COVID affected my business right from the signing of my lease. Because of when my actual lease was signed, not the Offer to Lease, we are not eligible for a lot of the subsidies available to businesses. Moreover, because this is my first year in a storefront, our sales are not down year over year so we again, do not qualify for any of the government subsidies for wages, rent, etc. Our opening was delayed by approximately 45 days. When we opened, customer traffic was low due to the continued lockdown and it was extremely difficult to find staff. We adapted by doing home delivery through an online ordering platform, touchless pickup and we actually completely reconfigured the storefront to only allow one guest in at a time (we removed all seating and interior line areas). I was able to offer home delivery by converting my food truck into a delivery truck so we were able to complete deliveries on a weekly basis with almost no capital investment. We also utilized traditional delivery services that are available to small businesses, however, I found the majority of these unreliable and too costly for both myself and the customer. Essentially, we focused on providing customers with multiple avenues to order our product – all of which would tailor towards a specific individual in a unique circumstance: someone wanting to get out for some fresh air, someone in quarantine, and someone scared of leaving their living space.
Do you think there is an increased awareness of supporting local?

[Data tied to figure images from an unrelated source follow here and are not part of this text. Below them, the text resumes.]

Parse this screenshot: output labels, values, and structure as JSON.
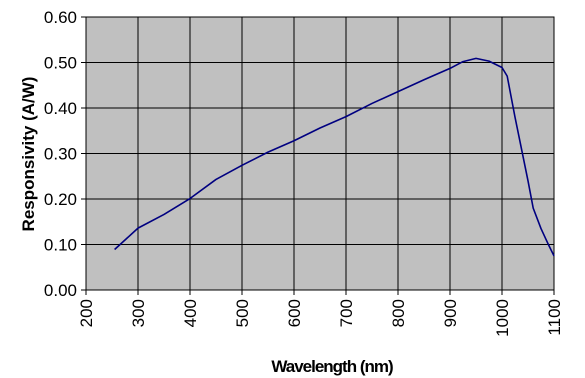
{
  "chart_data": {
    "type": "line",
    "xlabel": "Wavelength (nm)",
    "ylabel": "Responsivity (A/W)",
    "xlim": [
      200,
      1100
    ],
    "ylim": [
      0,
      0.6
    ],
    "x_ticks": [
      "200",
      "300",
      "400",
      "500",
      "600",
      "700",
      "800",
      "900",
      "1000",
      "1100"
    ],
    "y_ticks": [
      "0.00",
      "0.10",
      "0.20",
      "0.30",
      "0.40",
      "0.50",
      "0.60"
    ],
    "grid": true,
    "legend": "none",
    "plot_background": "#c0c0c0",
    "line_color": "#000080",
    "series": [
      {
        "x": [
          255,
          300,
          350,
          400,
          450,
          500,
          550,
          600,
          650,
          700,
          750,
          800,
          850,
          900,
          925,
          950,
          975,
          1000,
          1010,
          1025,
          1050,
          1060,
          1075,
          1090,
          1100
        ],
        "y": [
          0.089,
          0.136,
          0.166,
          0.201,
          0.243,
          0.274,
          0.303,
          0.328,
          0.356,
          0.381,
          0.41,
          0.436,
          0.462,
          0.487,
          0.502,
          0.509,
          0.503,
          0.489,
          0.47,
          0.38,
          0.24,
          0.18,
          0.135,
          0.098,
          0.075
        ]
      }
    ]
  }
}
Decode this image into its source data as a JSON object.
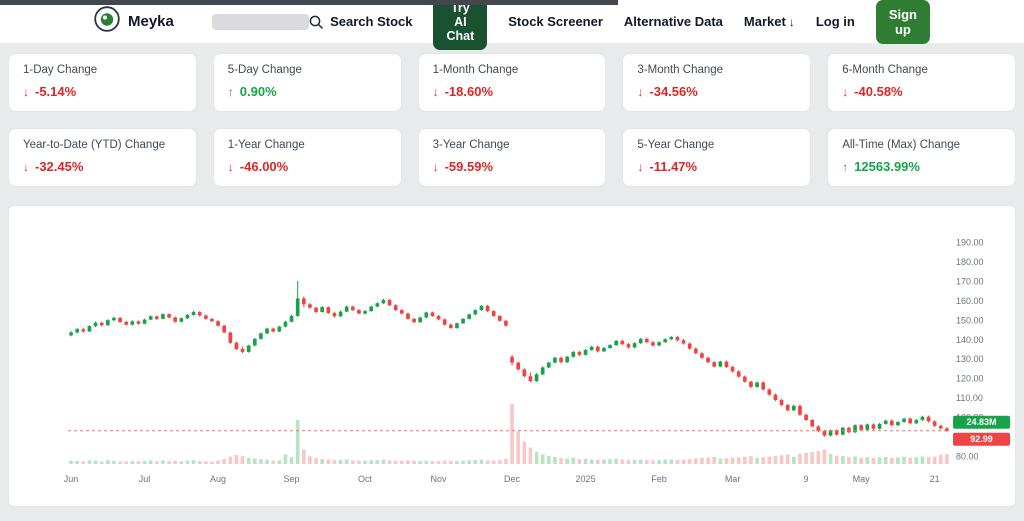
{
  "nav": {
    "brand": "Meyka",
    "search_label": "Search Stock",
    "try_ai_chat": "Try AI Chat",
    "links": [
      "Stock Screener",
      "Alternative Data"
    ],
    "market": "Market",
    "market_arrow": "↓",
    "login": "Log in",
    "signup": "Sign up"
  },
  "stats": {
    "row1": [
      {
        "label": "1-Day Change",
        "arrow": "↓",
        "value": "-5.14%",
        "direction": "down"
      },
      {
        "label": "5-Day Change",
        "arrow": "↑",
        "value": "0.90%",
        "direction": "up"
      },
      {
        "label": "1-Month Change",
        "arrow": "↓",
        "value": "-18.60%",
        "direction": "down"
      },
      {
        "label": "3-Month Change",
        "arrow": "↓",
        "value": "-34.56%",
        "direction": "down"
      },
      {
        "label": "6-Month Change",
        "arrow": "↓",
        "value": "-40.58%",
        "direction": "down"
      }
    ],
    "row2": [
      {
        "label": "Year-to-Date (YTD) Change",
        "arrow": "↓",
        "value": "-32.45%",
        "direction": "down"
      },
      {
        "label": "1-Year Change",
        "arrow": "↓",
        "value": "-46.00%",
        "direction": "down"
      },
      {
        "label": "3-Year Change",
        "arrow": "↓",
        "value": "-59.59%",
        "direction": "down"
      },
      {
        "label": "5-Year Change",
        "arrow": "↓",
        "value": "-11.47%",
        "direction": "down"
      },
      {
        "label": "All-Time (Max) Change",
        "arrow": "↑",
        "value": "12563.99%",
        "direction": "up"
      }
    ]
  },
  "colors": {
    "up": "#16a34a",
    "down_text": "#dc2626",
    "down_candle": "#ef4444",
    "chat_button": "#1a5130",
    "signup_button": "#2e7d32"
  },
  "chart_data": {
    "type": "candlestick",
    "title": "",
    "price_label": "92.99",
    "volume_label": "24.83M",
    "up_color": "#16a34a",
    "down_color": "#ef4444",
    "y_ticks": [
      190,
      180,
      170,
      160,
      150,
      140,
      130,
      120,
      110,
      100,
      90,
      80
    ],
    "x_ticks": [
      {
        "label": "Jun",
        "i": 0
      },
      {
        "label": "Jul",
        "i": 12
      },
      {
        "label": "Aug",
        "i": 24
      },
      {
        "label": "Sep",
        "i": 36
      },
      {
        "label": "Oct",
        "i": 48
      },
      {
        "label": "Nov",
        "i": 60
      },
      {
        "label": "Dec",
        "i": 72
      },
      {
        "label": "2025",
        "i": 84
      },
      {
        "label": "Feb",
        "i": 96
      },
      {
        "label": "Mar",
        "i": 108
      },
      {
        "label": "9",
        "i": 120
      },
      {
        "label": "May",
        "i": 129
      },
      {
        "label": "21",
        "i": 141
      }
    ],
    "candles": [
      [
        142.0,
        144.2,
        141.5,
        143.5,
        8.2
      ],
      [
        143.5,
        145.9,
        143.0,
        145.2,
        7.5
      ],
      [
        145.2,
        145.8,
        143.4,
        144.0,
        6.8
      ],
      [
        144.0,
        147.3,
        143.8,
        146.8,
        9.1
      ],
      [
        146.8,
        149.1,
        146.2,
        148.5,
        8.4
      ],
      [
        148.5,
        149.0,
        146.6,
        147.2,
        6.2
      ],
      [
        147.2,
        150.3,
        146.9,
        149.8,
        9.6
      ],
      [
        149.8,
        151.6,
        149.2,
        151.0,
        8.0
      ],
      [
        151.0,
        151.5,
        148.4,
        148.9,
        6.9
      ],
      [
        148.9,
        149.6,
        146.9,
        147.5,
        6.1
      ],
      [
        147.5,
        149.8,
        147.1,
        149.2,
        7.3
      ],
      [
        149.2,
        149.7,
        147.5,
        148.0,
        6.6
      ],
      [
        148.0,
        150.6,
        147.7,
        150.1,
        7.8
      ],
      [
        150.1,
        152.3,
        149.8,
        151.8,
        8.9
      ],
      [
        151.8,
        152.2,
        149.9,
        150.5,
        6.7
      ],
      [
        150.5,
        153.4,
        150.2,
        152.9,
        9.4
      ],
      [
        152.9,
        153.3,
        150.7,
        151.2,
        7.2
      ],
      [
        151.2,
        151.7,
        148.5,
        149.0,
        8.1
      ],
      [
        149.0,
        151.3,
        148.6,
        150.8,
        7.0
      ],
      [
        150.8,
        153.0,
        150.4,
        152.5,
        8.6
      ],
      [
        152.5,
        154.6,
        152.1,
        154.0,
        9.8
      ],
      [
        154.0,
        154.4,
        151.7,
        152.2,
        7.7
      ],
      [
        152.2,
        152.8,
        150.1,
        150.5,
        6.4
      ],
      [
        150.5,
        151.0,
        148.8,
        149.3,
        6.0
      ],
      [
        149.3,
        149.8,
        146.5,
        147.0,
        8.8
      ],
      [
        147.0,
        147.5,
        143.0,
        143.5,
        12.4
      ],
      [
        143.5,
        144.0,
        137.6,
        138.2,
        18.6
      ],
      [
        138.2,
        138.8,
        134.4,
        135.0,
        22.5
      ],
      [
        135.0,
        136.2,
        132.8,
        133.5,
        19.8
      ],
      [
        133.5,
        137.2,
        133.1,
        136.8,
        15.2
      ],
      [
        136.8,
        140.7,
        136.4,
        140.2,
        13.6
      ],
      [
        140.2,
        143.5,
        139.8,
        143.0,
        11.8
      ],
      [
        143.0,
        146.0,
        142.6,
        145.5,
        10.9
      ],
      [
        145.5,
        146.0,
        143.5,
        144.0,
        8.3
      ],
      [
        144.0,
        147.0,
        143.7,
        146.5,
        9.2
      ],
      [
        146.5,
        149.5,
        146.1,
        149.0,
        24.0
      ],
      [
        149.0,
        152.6,
        148.7,
        152.0,
        17.5
      ],
      [
        152.0,
        170.0,
        151.5,
        161.0,
        110.0
      ],
      [
        161.0,
        162.0,
        156.4,
        158.0,
        35.6
      ],
      [
        158.0,
        158.6,
        155.6,
        156.2,
        19.4
      ],
      [
        156.2,
        156.8,
        153.4,
        154.0,
        14.8
      ],
      [
        154.0,
        157.1,
        153.7,
        156.5,
        12.3
      ],
      [
        156.5,
        157.0,
        153.0,
        153.5,
        11.2
      ],
      [
        153.5,
        154.1,
        151.2,
        151.8,
        9.7
      ],
      [
        151.8,
        154.8,
        151.4,
        154.2,
        10.5
      ],
      [
        154.2,
        157.4,
        153.9,
        156.8,
        11.4
      ],
      [
        156.8,
        157.3,
        154.5,
        155.0,
        8.9
      ],
      [
        155.0,
        155.6,
        152.8,
        153.2,
        8.1
      ],
      [
        153.2,
        155.1,
        152.8,
        154.5,
        8.6
      ],
      [
        154.5,
        157.3,
        154.1,
        156.8,
        9.5
      ],
      [
        156.8,
        159.1,
        156.4,
        158.5,
        10.2
      ],
      [
        158.5,
        160.8,
        158.1,
        160.2,
        11.1
      ],
      [
        160.2,
        160.7,
        157.0,
        157.5,
        9.2
      ],
      [
        157.5,
        158.0,
        154.5,
        155.0,
        8.4
      ],
      [
        155.0,
        155.6,
        152.7,
        153.2,
        7.6
      ],
      [
        153.2,
        153.8,
        150.0,
        150.5,
        8.9
      ],
      [
        150.5,
        151.1,
        148.3,
        148.8,
        8.0
      ],
      [
        148.8,
        151.7,
        148.4,
        151.2,
        7.2
      ],
      [
        151.2,
        154.2,
        150.8,
        153.8,
        8.3
      ],
      [
        153.8,
        154.3,
        151.5,
        152.0,
        6.9
      ],
      [
        152.0,
        152.6,
        149.7,
        150.2,
        7.7
      ],
      [
        150.2,
        150.8,
        147.0,
        147.5,
        8.6
      ],
      [
        147.5,
        148.1,
        145.3,
        145.8,
        8.0
      ],
      [
        145.8,
        148.6,
        145.4,
        148.2,
        7.3
      ],
      [
        148.2,
        150.9,
        147.8,
        150.5,
        8.2
      ],
      [
        150.5,
        153.2,
        150.1,
        152.8,
        9.1
      ],
      [
        152.8,
        155.4,
        152.4,
        155.0,
        10.0
      ],
      [
        155.0,
        157.6,
        154.6,
        157.2,
        10.8
      ],
      [
        157.2,
        157.7,
        154.0,
        154.5,
        8.9
      ],
      [
        154.5,
        155.0,
        151.5,
        152.0,
        8.1
      ],
      [
        152.0,
        152.5,
        149.0,
        149.5,
        9.7
      ],
      [
        149.5,
        150.0,
        146.5,
        147.0,
        13.2
      ],
      [
        131.0,
        132.0,
        126.5,
        128.0,
        150.0
      ],
      [
        128.0,
        128.6,
        123.9,
        124.5,
        82.0
      ],
      [
        124.5,
        125.1,
        120.4,
        121.0,
        56.0
      ],
      [
        121.0,
        123.0,
        117.9,
        118.5,
        41.0
      ],
      [
        118.5,
        122.6,
        118.1,
        122.0,
        30.5
      ],
      [
        122.0,
        126.1,
        121.6,
        125.5,
        24.2
      ],
      [
        125.5,
        128.5,
        125.1,
        128.0,
        20.1
      ],
      [
        128.0,
        131.0,
        127.6,
        130.5,
        17.5
      ],
      [
        130.5,
        131.1,
        127.6,
        128.2,
        14.9
      ],
      [
        128.2,
        131.5,
        127.8,
        131.0,
        13.6
      ],
      [
        131.0,
        134.0,
        130.6,
        133.5,
        15.8
      ],
      [
        133.5,
        134.1,
        131.4,
        132.0,
        12.1
      ],
      [
        132.0,
        135.0,
        131.6,
        134.5,
        12.9
      ],
      [
        134.5,
        136.7,
        134.1,
        136.2,
        11.7
      ],
      [
        136.2,
        136.8,
        133.2,
        133.8,
        10.4
      ],
      [
        133.8,
        136.0,
        133.4,
        135.5,
        11.2
      ],
      [
        135.5,
        137.5,
        135.1,
        137.0,
        12.0
      ],
      [
        137.0,
        139.7,
        136.6,
        139.2,
        13.1
      ],
      [
        139.2,
        139.8,
        136.9,
        137.5,
        10.9
      ],
      [
        137.5,
        138.1,
        135.2,
        135.8,
        9.8
      ],
      [
        135.8,
        138.5,
        135.4,
        138.0,
        10.6
      ],
      [
        138.0,
        140.7,
        137.6,
        140.2,
        11.5
      ],
      [
        140.2,
        140.8,
        137.9,
        138.5,
        9.9
      ],
      [
        138.5,
        139.1,
        136.2,
        136.8,
        9.0
      ],
      [
        136.8,
        139.0,
        136.4,
        138.5,
        10.1
      ],
      [
        138.5,
        140.5,
        138.1,
        140.0,
        10.9
      ],
      [
        140.0,
        141.7,
        139.6,
        141.2,
        11.8
      ],
      [
        141.2,
        141.8,
        138.9,
        139.5,
        10.2
      ],
      [
        139.5,
        140.1,
        137.2,
        137.8,
        11.0
      ],
      [
        137.8,
        138.4,
        134.6,
        135.2,
        12.4
      ],
      [
        135.2,
        135.8,
        132.2,
        132.8,
        13.7
      ],
      [
        132.8,
        133.4,
        129.9,
        130.5,
        14.9
      ],
      [
        130.5,
        131.1,
        127.6,
        128.2,
        16.2
      ],
      [
        128.2,
        128.8,
        125.4,
        126.0,
        17.6
      ],
      [
        126.0,
        129.0,
        125.6,
        128.5,
        13.4
      ],
      [
        128.5,
        129.1,
        125.2,
        125.8,
        14.5
      ],
      [
        125.8,
        126.4,
        122.9,
        123.5,
        15.7
      ],
      [
        123.5,
        124.1,
        120.2,
        120.8,
        16.9
      ],
      [
        120.8,
        121.4,
        117.6,
        118.2,
        18.2
      ],
      [
        118.2,
        118.8,
        114.9,
        115.5,
        19.6
      ],
      [
        115.5,
        118.3,
        115.1,
        117.8,
        15.4
      ],
      [
        117.8,
        118.4,
        113.6,
        114.2,
        17.3
      ],
      [
        114.2,
        114.8,
        110.9,
        111.5,
        18.7
      ],
      [
        111.5,
        112.1,
        108.2,
        108.8,
        20.2
      ],
      [
        108.8,
        109.4,
        105.6,
        106.2,
        21.8
      ],
      [
        106.2,
        106.8,
        102.9,
        103.5,
        23.5
      ],
      [
        103.5,
        106.3,
        103.1,
        105.8,
        17.9
      ],
      [
        105.8,
        106.4,
        100.6,
        101.2,
        25.6
      ],
      [
        101.2,
        101.8,
        97.9,
        98.5,
        27.8
      ],
      [
        98.5,
        99.1,
        94.6,
        95.2,
        29.9
      ],
      [
        95.2,
        95.8,
        92.2,
        92.8,
        32.4
      ],
      [
        92.8,
        93.4,
        89.9,
        90.5,
        36.5
      ],
      [
        90.5,
        93.7,
        90.1,
        93.2,
        24.6
      ],
      [
        93.2,
        93.8,
        90.4,
        91.0,
        21.0
      ],
      [
        91.0,
        95.0,
        90.6,
        94.5,
        19.8
      ],
      [
        94.5,
        95.1,
        91.6,
        92.2,
        17.2
      ],
      [
        92.2,
        96.3,
        91.8,
        95.8,
        18.6
      ],
      [
        95.8,
        96.4,
        92.9,
        93.5,
        16.1
      ],
      [
        93.5,
        96.7,
        93.1,
        96.2,
        16.9
      ],
      [
        96.2,
        96.8,
        93.4,
        94.0,
        15.2
      ],
      [
        94.0,
        97.0,
        93.6,
        96.5,
        16.4
      ],
      [
        96.5,
        98.7,
        96.1,
        98.2,
        17.5
      ],
      [
        98.2,
        98.8,
        95.2,
        95.8,
        15.5
      ],
      [
        95.8,
        98.0,
        95.4,
        97.5,
        16.6
      ],
      [
        97.5,
        99.7,
        97.1,
        99.2,
        18.1
      ],
      [
        99.2,
        99.8,
        96.2,
        96.8,
        15.8
      ],
      [
        96.8,
        99.0,
        96.4,
        98.5,
        16.9
      ],
      [
        98.5,
        100.7,
        98.1,
        100.2,
        19.0
      ],
      [
        100.2,
        100.8,
        97.2,
        97.8,
        17.2
      ],
      [
        97.8,
        98.4,
        94.9,
        95.5,
        18.4
      ],
      [
        95.5,
        96.1,
        93.6,
        94.2,
        23.6
      ],
      [
        94.2,
        94.8,
        92.4,
        92.99,
        24.83
      ]
    ]
  }
}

Yes, I believe there is an increased awareness for supporting local. However, the support I received when I opened my food truck last year pre-COVID was overwhelming. I firmly believe that residents in Toronto and the GTA have always gotten behind hard-working entrepreneurs that have a high-quality product. If customers try your product, enjoy the product and see someone working hard to produce a quality product and provide exceptional service, people will get behind you and support you no matter the time period. Our community all across the country is extremely supportive in this sense – I’m very grateful to live in Canada and be able to have the opportunity to own my own business knowing we have this type of supportive community infrastructure.
What are your future plans?
Future plans include hopefully getting back to “normal” next summer. I would love to go through a year running my shop in conjunction with my gelato truck. My gelato truck and gelato cart were completely booked this summer for weddings, birthday parties, corporate events, food festivals, [and more]. It would be a dream come true to work through a full year with both my shop and truck working at full capacity. I won’t think much further than that ahead, who knows what 2021 has in store for us and I don’t want to get too far ahead of myself! I know one thing for sure, we raised over $4,000.00 through food drives we did with our customers starting back in August for the Parkdale Foodbank. Our team is already focused on surpassing $10,000.00 next year and I know our customers are already getting behind the goal. If and when COVID passes, I won’t lose focus that our vulnerable population will still need support – our support will come in the form of food!
Small businesses have always made cities unique because they brought a lot of multiculturalism to the area. Many of them exist around the community, and it’s a matter of looking a little harder to find the businesses one enjoys. It’s time to show some love and support passionate owners like Parry.
There is also a thriving website called Not Amazon founded by Ali Haberstroh which is a local guide of user-submitted small businesses in Toronto, Vancouver, Halifax and Calgary. The Race to a Cure article Support Small Businesses also has more ways to show support to small business owners all over Canada.